Peu après son arrivée à la cour, Caracena fut chargé du commandement de l’armée d’Estremadure contre le Portugal ; il avait été appelé, en 1659, à faire partie du conseil d’État de la monarchie. À la fin de 1667, il vint à Madrid pour y passer quelque temps ; il y tomba malade et fut emporté en trois jours : il mourut le 6 janvier 1668. La reine régente Marie-Anne d’Autriche venait, au moment où il rendait le dernier soupir, de lui conférer la charge éminente de président du conseil suprême de Flandre.
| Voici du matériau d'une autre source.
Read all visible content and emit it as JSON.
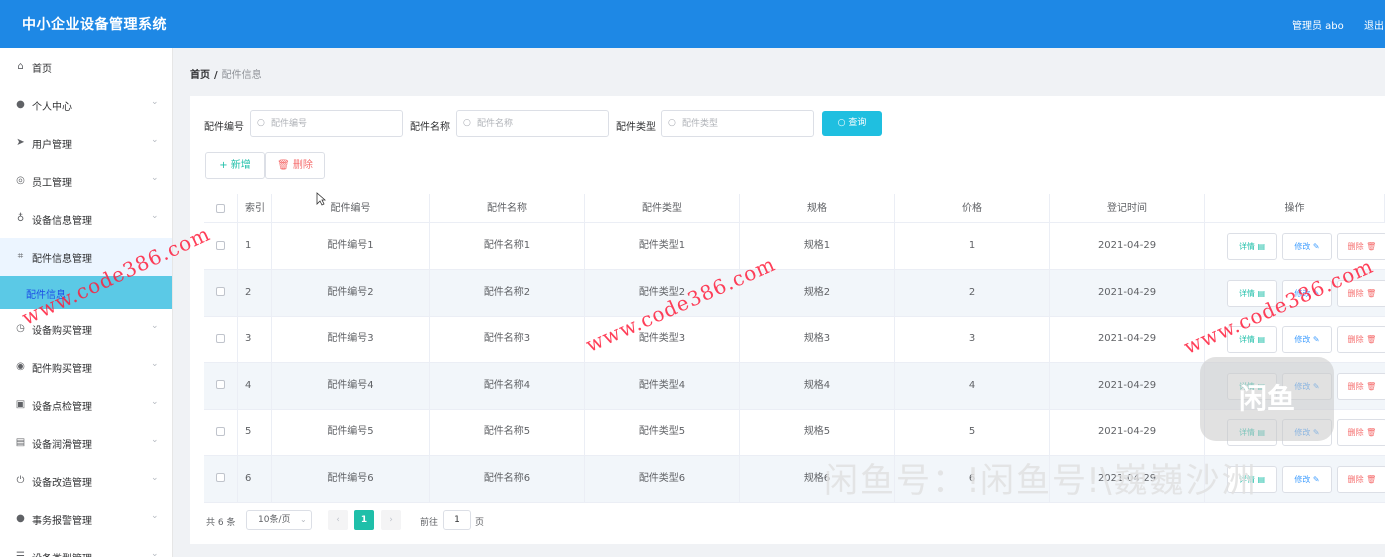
{
  "app": {
    "title": "中小企业设备管理系统",
    "user": "管理员 abo",
    "logout": "退出"
  },
  "sidebar": {
    "items": [
      {
        "label": "首页",
        "icon": "home-icon",
        "glyph": "⌂",
        "arrow": ""
      },
      {
        "label": "个人中心",
        "icon": "person-icon",
        "glyph": "●",
        "arrow": "⌄"
      },
      {
        "label": "用户管理",
        "icon": "send-icon",
        "glyph": "➤",
        "arrow": "⌄"
      },
      {
        "label": "员工管理",
        "icon": "compass-icon",
        "glyph": "◎",
        "arrow": "⌄"
      },
      {
        "label": "设备信息管理",
        "icon": "pin-icon",
        "glyph": "♁",
        "arrow": "⌄"
      },
      {
        "label": "配件信息管理",
        "icon": "crop-icon",
        "glyph": "⌗",
        "arrow": "⌃"
      },
      {
        "label": "设备购买管理",
        "icon": "clock-icon",
        "glyph": "◷",
        "arrow": "⌄"
      },
      {
        "label": "配件购买管理",
        "icon": "target-icon",
        "glyph": "◉",
        "arrow": "⌄"
      },
      {
        "label": "设备点检管理",
        "icon": "clipboard-icon",
        "glyph": "▣",
        "arrow": "⌄"
      },
      {
        "label": "设备润滑管理",
        "icon": "chart-icon",
        "glyph": "▤",
        "arrow": "⌄"
      },
      {
        "label": "设备改造管理",
        "icon": "power-icon",
        "glyph": "⏻",
        "arrow": "⌄"
      },
      {
        "label": "事务报警管理",
        "icon": "user-icon",
        "glyph": "●",
        "arrow": "⌄"
      },
      {
        "label": "设备类型管理",
        "icon": "list-icon",
        "glyph": "☰",
        "arrow": "⌄"
      }
    ],
    "active_sub": "配件信息"
  },
  "breadcrumb": {
    "home": "首页",
    "sep": "/",
    "current": "配件信息"
  },
  "search": {
    "field1_label": "配件编号",
    "field1_placeholder": "配件编号",
    "field2_label": "配件名称",
    "field2_placeholder": "配件名称",
    "field3_label": "配件类型",
    "field3_placeholder": "配件类型",
    "query_label": "○ 查询"
  },
  "toolbar": {
    "add_label": "+ 新增",
    "delete_label": "🗑 删除"
  },
  "table": {
    "headers": [
      "索引",
      "配件编号",
      "配件名称",
      "配件类型",
      "规格",
      "价格",
      "登记时间",
      "操作"
    ],
    "rows": [
      {
        "index": "1",
        "code": "配件编号1",
        "name": "配件名称1",
        "type": "配件类型1",
        "spec": "规格1",
        "price": "1",
        "date": "2021-04-29"
      },
      {
        "index": "2",
        "code": "配件编号2",
        "name": "配件名称2",
        "type": "配件类型2",
        "spec": "规格2",
        "price": "2",
        "date": "2021-04-29"
      },
      {
        "index": "3",
        "code": "配件编号3",
        "name": "配件名称3",
        "type": "配件类型3",
        "spec": "规格3",
        "price": "3",
        "date": "2021-04-29"
      },
      {
        "index": "4",
        "code": "配件编号4",
        "name": "配件名称4",
        "type": "配件类型4",
        "spec": "规格4",
        "price": "4",
        "date": "2021-04-29"
      },
      {
        "index": "5",
        "code": "配件编号5",
        "name": "配件名称5",
        "type": "配件类型5",
        "spec": "规格5",
        "price": "5",
        "date": "2021-04-29"
      },
      {
        "index": "6",
        "code": "配件编号6",
        "name": "配件名称6",
        "type": "配件类型6",
        "spec": "规格6",
        "price": "6",
        "date": "2021-04-29"
      }
    ],
    "actions": {
      "detail": "详情 ▤",
      "edit": "修改 ✎",
      "remove": "删除 🗑"
    }
  },
  "pagination": {
    "total": "共 6 条",
    "page_size": "10条/页",
    "prev": "‹",
    "current": "1",
    "next": "›",
    "goto_prefix": "前往",
    "goto_value": "1",
    "goto_suffix": "页"
  },
  "watermarks": {
    "url": "www.code386.com",
    "app_logo": "闲鱼",
    "app_text": "闲鱼号：ǃ闲鱼号ǃ\\巍巍沙洲"
  },
  "colors": {
    "header": "#1e88e5",
    "accent": "#1fbfa9",
    "query": "#1fbfe0",
    "danger": "#f56c6c",
    "active_menu": "#5bc9e6"
  }
}
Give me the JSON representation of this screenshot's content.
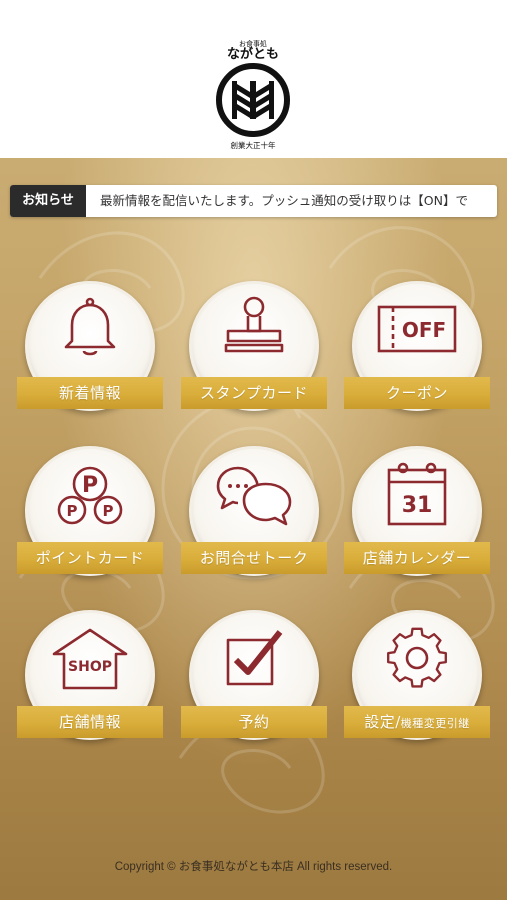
{
  "header": {
    "logo_small_text": "お食事処",
    "logo_name": "ながとも",
    "logo_tagline": "創業大正十年"
  },
  "notice": {
    "label": "お知らせ",
    "text": "最新情報を配信いたします。プッシュ通知の受け取りは【ON】で"
  },
  "menu": [
    {
      "label": "新着情報",
      "icon": "bell-icon"
    },
    {
      "label": "スタンプカード",
      "icon": "stamp-icon"
    },
    {
      "label": "クーポン",
      "icon": "coupon-icon",
      "icon_text": "OFF"
    },
    {
      "label": "ポイントカード",
      "icon": "point-coins-icon",
      "icon_text": "P"
    },
    {
      "label": "お問合せトーク",
      "icon": "chat-bubbles-icon"
    },
    {
      "label": "店舗カレンダー",
      "icon": "calendar-icon",
      "icon_text": "31"
    },
    {
      "label": "店舗情報",
      "icon": "shop-house-icon",
      "icon_text": "SHOP"
    },
    {
      "label": "予約",
      "icon": "checkbox-icon"
    },
    {
      "label": "設定/",
      "label_small": "機種変更引継",
      "icon": "gear-icon"
    }
  ],
  "footer": {
    "copyright": "Copyright © お食事処ながとも本店 All rights reserved."
  },
  "colors": {
    "icon_stroke": "#8c2a2f",
    "ribbon": "#d9ad3a",
    "notice_label_bg": "#2b2b2b"
  }
}
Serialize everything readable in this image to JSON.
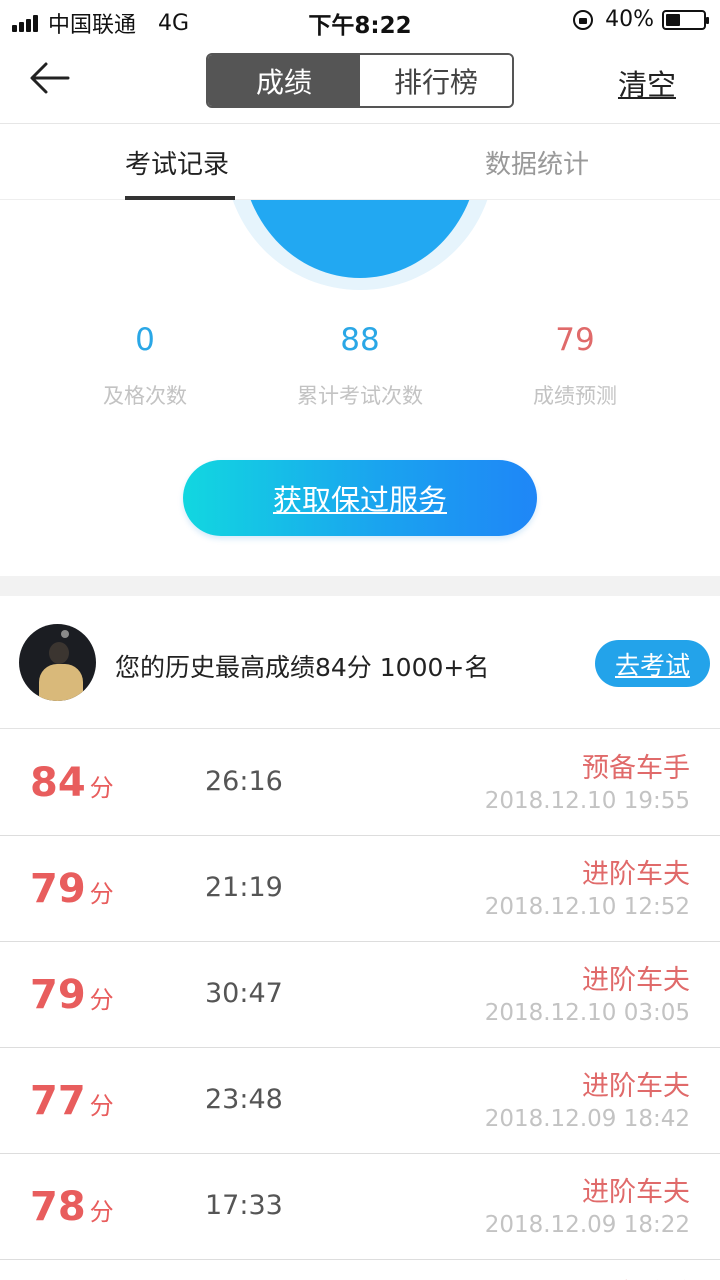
{
  "status_bar": {
    "carrier": "中国联通",
    "network": "4G",
    "time": "下午8:22",
    "battery": "40%",
    "battery_level": 0.4
  },
  "nav": {
    "back_icon": "back-arrow-icon",
    "segments": [
      "成绩",
      "排行榜"
    ],
    "active_segment": 0,
    "clear_label": "清空"
  },
  "tabs": {
    "items": [
      "考试记录",
      "数据统计"
    ],
    "active": 0
  },
  "stats": [
    {
      "value": "0",
      "label": "及格次数",
      "color": "#2aa7e6"
    },
    {
      "value": "88",
      "label": "累计考试次数",
      "color": "#2aa7e6"
    },
    {
      "value": "79",
      "label": "成绩预测",
      "color": "#e06a6a"
    }
  ],
  "service_button": "获取保过服务",
  "best": {
    "text": "您的历史最高成绩84分 1000+名",
    "go_exam_label": "去考试"
  },
  "records": [
    {
      "score": "84",
      "unit": "分",
      "duration": "26:16",
      "rank": "预备车手",
      "datetime": "2018.12.10 19:55"
    },
    {
      "score": "79",
      "unit": "分",
      "duration": "21:19",
      "rank": "进阶车夫",
      "datetime": "2018.12.10 12:52"
    },
    {
      "score": "79",
      "unit": "分",
      "duration": "30:47",
      "rank": "进阶车夫",
      "datetime": "2018.12.10 03:05"
    },
    {
      "score": "77",
      "unit": "分",
      "duration": "23:48",
      "rank": "进阶车夫",
      "datetime": "2018.12.09 18:42"
    },
    {
      "score": "78",
      "unit": "分",
      "duration": "17:33",
      "rank": "进阶车夫",
      "datetime": "2018.12.09 18:22"
    }
  ],
  "peek_rank": "已阶送手",
  "colors": {
    "accent_blue": "#23a3ea",
    "score_red": "#e85d5d",
    "gauge_blue": "#22a8f2"
  }
}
Il avait épousé Catherine Ponce de Léon, fille du duc d’Arcos, de laquelle il eut un fils, mort en bas âge, et deux filles : l’une qui épousa le duc d’Ossuna et l’autre le comte d’Altamira.

Gachard.

Relations véritables, gazette des Pays-Bas, années 1656, l659-1665, 1668. — Placcaerten ende ordonnantien van Brabandt, t. III et IV. — Berni, Titulos de Castilla. — Van Loon, Histoire métallique des Pays-Bas, t. II. — Moréri. — Mémoires du comte de Mérode d’Ongnies, avec notes du baron de Reiffenberg. — Documents inédits concernant l’histoire de la Belgique sous le règne de l’empereur Charles VI, t. 1er, introduction. — Alph. Wauters, Histoire de Bruxelles, t. II. — Vander Vynckt, Histoire chronologique des gouverneurs généraux des Pays-Bas (Ms. de la Bibliothèque royale). — Archives du royaume, fonds de la Secrétairerie d’État espagnole.


  1. Elle fut publiée à Bruxelles et dans les principales villes des Pays-Bas le 15 mai.
  2. La publication s’en fit, aux Pays-Bas, le 18 mars 1660.
  3. Déclaration du marquis de Caracena du 3 septembre 1660.
  4. Lettres de l’archiduc du 13 mars 1656 et de don Juan du 23 avril 1657.
  5. Lettre du Roi à don Juan, du 18 mars 1658.